— J’espère que vous n’avez pas perdu vos habitudes de piété, ces vacances. Avez-vous accompli régulièrement vos devoirs religieux ?… Oui… J’en étais sûr. D’ailleurs, je connais les sentiments de votre famille. Allez ! mon enfant. A tout à l’heure.
Il se pencha sur moi. Je vis luire ses petits yeux.
— Je viendrai, comme autrefois, causer avec vous, le soir. J’aurai soin de votre âme. Je ne veux pas qu’on vous change…
J’éprouvai une gêne inconnue, une sorte d’angoisse. La geôle pesait plus lourdement. L’abbé me quitta avec une tape sur la joue.
Je traversai la cour, grand rectangle planté de marronniers et qui servait aux récréations du collège tout entier. Derrière moi le bâtiment principal, études, dortoirs, réfectoire ; à ma gauche, les classes, long pavillon d’un seul étage, dont les portes élevées de quelques marches s’ouvraient sur la cour ; au fond, le préau des « grands » et à ma droite, une haute terrasse où bougeaient des feuillages. La nuit tombait. De-ci de-là, aux piliers du préau, des lampes électriques s’allumèrent. La tristesse du lieu s’accrut de ces taches jaunes. L’ombre crépusculaire qui patinait le crépi grisâtre des murailles, effaçait les lignes sévères comme la discipline, élargissait la prison ; cette ombre reculait maintenant vers les collines, se réfugiait là-haut, sur la terrasse des professeurs, asile convoité où il y avait une pelouse, des bosquets de laurier et des tilleuls embaumant aux soirs de juin.

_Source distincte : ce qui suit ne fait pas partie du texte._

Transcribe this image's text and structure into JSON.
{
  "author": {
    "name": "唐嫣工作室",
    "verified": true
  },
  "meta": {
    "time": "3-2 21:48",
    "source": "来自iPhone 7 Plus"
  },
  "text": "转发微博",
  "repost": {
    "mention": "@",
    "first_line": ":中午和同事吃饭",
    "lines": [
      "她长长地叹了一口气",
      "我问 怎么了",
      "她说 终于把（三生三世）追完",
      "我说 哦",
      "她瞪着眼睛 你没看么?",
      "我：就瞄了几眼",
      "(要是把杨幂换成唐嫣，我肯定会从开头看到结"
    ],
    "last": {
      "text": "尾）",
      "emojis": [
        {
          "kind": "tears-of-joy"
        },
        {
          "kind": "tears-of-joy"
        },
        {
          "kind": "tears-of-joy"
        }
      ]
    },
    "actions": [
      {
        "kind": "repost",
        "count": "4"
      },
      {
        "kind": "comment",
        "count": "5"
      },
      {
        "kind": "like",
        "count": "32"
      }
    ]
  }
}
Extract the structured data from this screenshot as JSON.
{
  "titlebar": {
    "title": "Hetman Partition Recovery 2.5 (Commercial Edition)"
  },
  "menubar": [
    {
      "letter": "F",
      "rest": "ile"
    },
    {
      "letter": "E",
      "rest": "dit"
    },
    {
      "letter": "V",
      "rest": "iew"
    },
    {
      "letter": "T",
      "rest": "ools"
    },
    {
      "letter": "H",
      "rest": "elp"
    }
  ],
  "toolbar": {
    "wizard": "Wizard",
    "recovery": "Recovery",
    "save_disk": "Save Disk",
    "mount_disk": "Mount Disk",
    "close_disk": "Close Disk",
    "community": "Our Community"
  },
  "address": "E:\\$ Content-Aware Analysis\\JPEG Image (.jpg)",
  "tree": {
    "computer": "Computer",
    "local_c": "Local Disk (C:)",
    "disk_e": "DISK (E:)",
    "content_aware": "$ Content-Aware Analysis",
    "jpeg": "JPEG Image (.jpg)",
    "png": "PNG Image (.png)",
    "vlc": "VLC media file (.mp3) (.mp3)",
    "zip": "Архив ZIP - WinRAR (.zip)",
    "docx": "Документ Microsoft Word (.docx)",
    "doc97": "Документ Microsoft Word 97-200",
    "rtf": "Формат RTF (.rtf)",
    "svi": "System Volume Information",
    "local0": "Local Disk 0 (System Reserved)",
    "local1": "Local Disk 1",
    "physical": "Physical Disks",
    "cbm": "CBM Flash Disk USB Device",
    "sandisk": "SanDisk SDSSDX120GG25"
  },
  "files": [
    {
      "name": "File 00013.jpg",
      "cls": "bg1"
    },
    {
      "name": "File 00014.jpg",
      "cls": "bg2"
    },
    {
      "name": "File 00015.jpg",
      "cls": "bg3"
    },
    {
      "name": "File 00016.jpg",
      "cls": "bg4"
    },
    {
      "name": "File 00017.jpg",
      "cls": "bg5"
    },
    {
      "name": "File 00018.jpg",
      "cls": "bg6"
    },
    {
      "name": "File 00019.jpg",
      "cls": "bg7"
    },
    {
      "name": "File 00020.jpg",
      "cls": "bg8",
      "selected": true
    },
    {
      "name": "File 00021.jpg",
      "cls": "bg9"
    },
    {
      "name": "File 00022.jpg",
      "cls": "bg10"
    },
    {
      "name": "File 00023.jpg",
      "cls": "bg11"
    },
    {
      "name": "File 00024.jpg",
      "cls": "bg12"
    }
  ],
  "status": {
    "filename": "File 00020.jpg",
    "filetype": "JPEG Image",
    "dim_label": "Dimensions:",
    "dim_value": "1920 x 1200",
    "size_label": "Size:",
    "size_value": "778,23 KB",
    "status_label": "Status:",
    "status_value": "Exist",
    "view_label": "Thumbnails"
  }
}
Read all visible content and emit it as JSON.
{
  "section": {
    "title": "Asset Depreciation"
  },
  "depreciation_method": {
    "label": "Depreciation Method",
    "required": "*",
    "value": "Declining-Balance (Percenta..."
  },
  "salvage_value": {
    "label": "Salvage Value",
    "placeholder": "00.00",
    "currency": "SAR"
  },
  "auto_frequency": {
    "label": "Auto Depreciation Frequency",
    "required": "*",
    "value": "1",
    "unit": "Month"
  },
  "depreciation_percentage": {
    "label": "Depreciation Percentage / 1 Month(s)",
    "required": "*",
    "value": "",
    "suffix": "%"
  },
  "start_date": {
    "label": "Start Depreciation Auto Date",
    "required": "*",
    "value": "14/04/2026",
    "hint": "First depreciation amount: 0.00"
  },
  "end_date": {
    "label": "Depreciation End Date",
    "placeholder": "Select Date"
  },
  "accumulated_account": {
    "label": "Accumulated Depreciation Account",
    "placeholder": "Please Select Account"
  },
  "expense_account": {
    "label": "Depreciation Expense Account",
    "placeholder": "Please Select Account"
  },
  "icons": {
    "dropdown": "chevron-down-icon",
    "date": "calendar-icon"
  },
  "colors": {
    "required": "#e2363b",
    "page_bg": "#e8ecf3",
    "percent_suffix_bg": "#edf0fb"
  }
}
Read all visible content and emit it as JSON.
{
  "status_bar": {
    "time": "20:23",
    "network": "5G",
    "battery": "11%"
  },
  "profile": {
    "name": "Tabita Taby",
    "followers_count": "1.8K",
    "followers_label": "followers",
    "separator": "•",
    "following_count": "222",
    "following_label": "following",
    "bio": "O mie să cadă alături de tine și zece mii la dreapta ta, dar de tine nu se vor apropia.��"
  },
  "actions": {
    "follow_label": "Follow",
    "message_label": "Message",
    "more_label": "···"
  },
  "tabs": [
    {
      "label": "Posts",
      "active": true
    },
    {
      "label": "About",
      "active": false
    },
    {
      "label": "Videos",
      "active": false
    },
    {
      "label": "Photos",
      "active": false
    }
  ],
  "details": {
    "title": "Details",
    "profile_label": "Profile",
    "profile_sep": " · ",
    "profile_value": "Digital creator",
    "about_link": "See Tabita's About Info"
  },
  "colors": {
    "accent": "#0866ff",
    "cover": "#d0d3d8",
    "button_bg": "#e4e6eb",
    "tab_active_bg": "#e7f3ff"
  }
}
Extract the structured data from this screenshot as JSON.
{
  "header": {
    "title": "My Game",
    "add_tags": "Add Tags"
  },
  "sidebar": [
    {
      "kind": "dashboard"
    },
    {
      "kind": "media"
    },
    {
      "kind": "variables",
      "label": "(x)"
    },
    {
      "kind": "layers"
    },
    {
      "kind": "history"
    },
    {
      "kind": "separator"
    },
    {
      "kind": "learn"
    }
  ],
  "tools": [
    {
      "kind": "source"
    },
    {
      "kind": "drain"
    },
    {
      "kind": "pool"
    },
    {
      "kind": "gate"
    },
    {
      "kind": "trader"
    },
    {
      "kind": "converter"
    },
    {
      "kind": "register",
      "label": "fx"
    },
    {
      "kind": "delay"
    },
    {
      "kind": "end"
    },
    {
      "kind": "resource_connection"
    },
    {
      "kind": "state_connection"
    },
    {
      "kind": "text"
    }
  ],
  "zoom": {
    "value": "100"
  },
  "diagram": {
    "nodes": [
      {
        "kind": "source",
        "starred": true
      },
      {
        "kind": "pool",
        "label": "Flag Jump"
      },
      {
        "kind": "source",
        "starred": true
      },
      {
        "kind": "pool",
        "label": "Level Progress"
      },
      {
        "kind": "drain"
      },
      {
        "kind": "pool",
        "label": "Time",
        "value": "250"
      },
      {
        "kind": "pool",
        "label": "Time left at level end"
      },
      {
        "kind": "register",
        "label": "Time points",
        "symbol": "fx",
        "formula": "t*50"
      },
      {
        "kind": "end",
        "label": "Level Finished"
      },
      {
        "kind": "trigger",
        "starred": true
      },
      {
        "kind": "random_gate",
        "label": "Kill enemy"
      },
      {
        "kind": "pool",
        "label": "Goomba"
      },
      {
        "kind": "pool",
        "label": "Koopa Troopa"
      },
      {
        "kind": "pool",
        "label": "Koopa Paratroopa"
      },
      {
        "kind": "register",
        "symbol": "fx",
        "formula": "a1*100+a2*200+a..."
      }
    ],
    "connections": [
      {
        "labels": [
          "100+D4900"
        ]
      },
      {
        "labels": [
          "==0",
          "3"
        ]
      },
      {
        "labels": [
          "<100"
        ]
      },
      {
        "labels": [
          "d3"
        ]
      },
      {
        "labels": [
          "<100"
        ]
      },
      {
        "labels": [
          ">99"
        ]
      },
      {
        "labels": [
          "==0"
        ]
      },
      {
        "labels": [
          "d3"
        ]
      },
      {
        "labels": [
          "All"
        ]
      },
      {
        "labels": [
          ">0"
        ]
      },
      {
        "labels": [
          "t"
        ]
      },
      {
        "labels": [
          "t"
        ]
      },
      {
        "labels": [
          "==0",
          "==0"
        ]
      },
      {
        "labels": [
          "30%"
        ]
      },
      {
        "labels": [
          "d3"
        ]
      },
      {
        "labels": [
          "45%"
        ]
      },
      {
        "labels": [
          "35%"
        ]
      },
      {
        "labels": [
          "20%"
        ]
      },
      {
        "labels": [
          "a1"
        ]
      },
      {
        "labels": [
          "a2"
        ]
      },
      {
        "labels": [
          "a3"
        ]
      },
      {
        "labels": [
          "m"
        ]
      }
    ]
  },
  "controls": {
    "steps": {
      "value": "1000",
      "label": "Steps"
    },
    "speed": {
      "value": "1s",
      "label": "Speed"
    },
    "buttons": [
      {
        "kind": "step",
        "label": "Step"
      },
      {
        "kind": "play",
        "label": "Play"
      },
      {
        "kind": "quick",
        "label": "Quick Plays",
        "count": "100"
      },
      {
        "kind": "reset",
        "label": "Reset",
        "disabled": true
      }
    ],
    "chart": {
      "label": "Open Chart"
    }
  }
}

J’étais fait maintenant aux rentrées. Je n’éprouvais plus cette frayeur angoissée du premier soir où je me trouvai, au sortir des bras de ma mère, et les joues encore mouillées de ses larmes, jeté dans cette meute criarde de jeunes garçons inconnus. Je n’avais plus peur des camarades, des taloches sournoises, des farces brutales. J’étais habitué — l’apprentissage avait été dur — à l’hypocrisie, à la violence, aux haines de ce monde d’enfants. Je ne redoutais plus de l’affronter. J’avais appris à rendre les gifles.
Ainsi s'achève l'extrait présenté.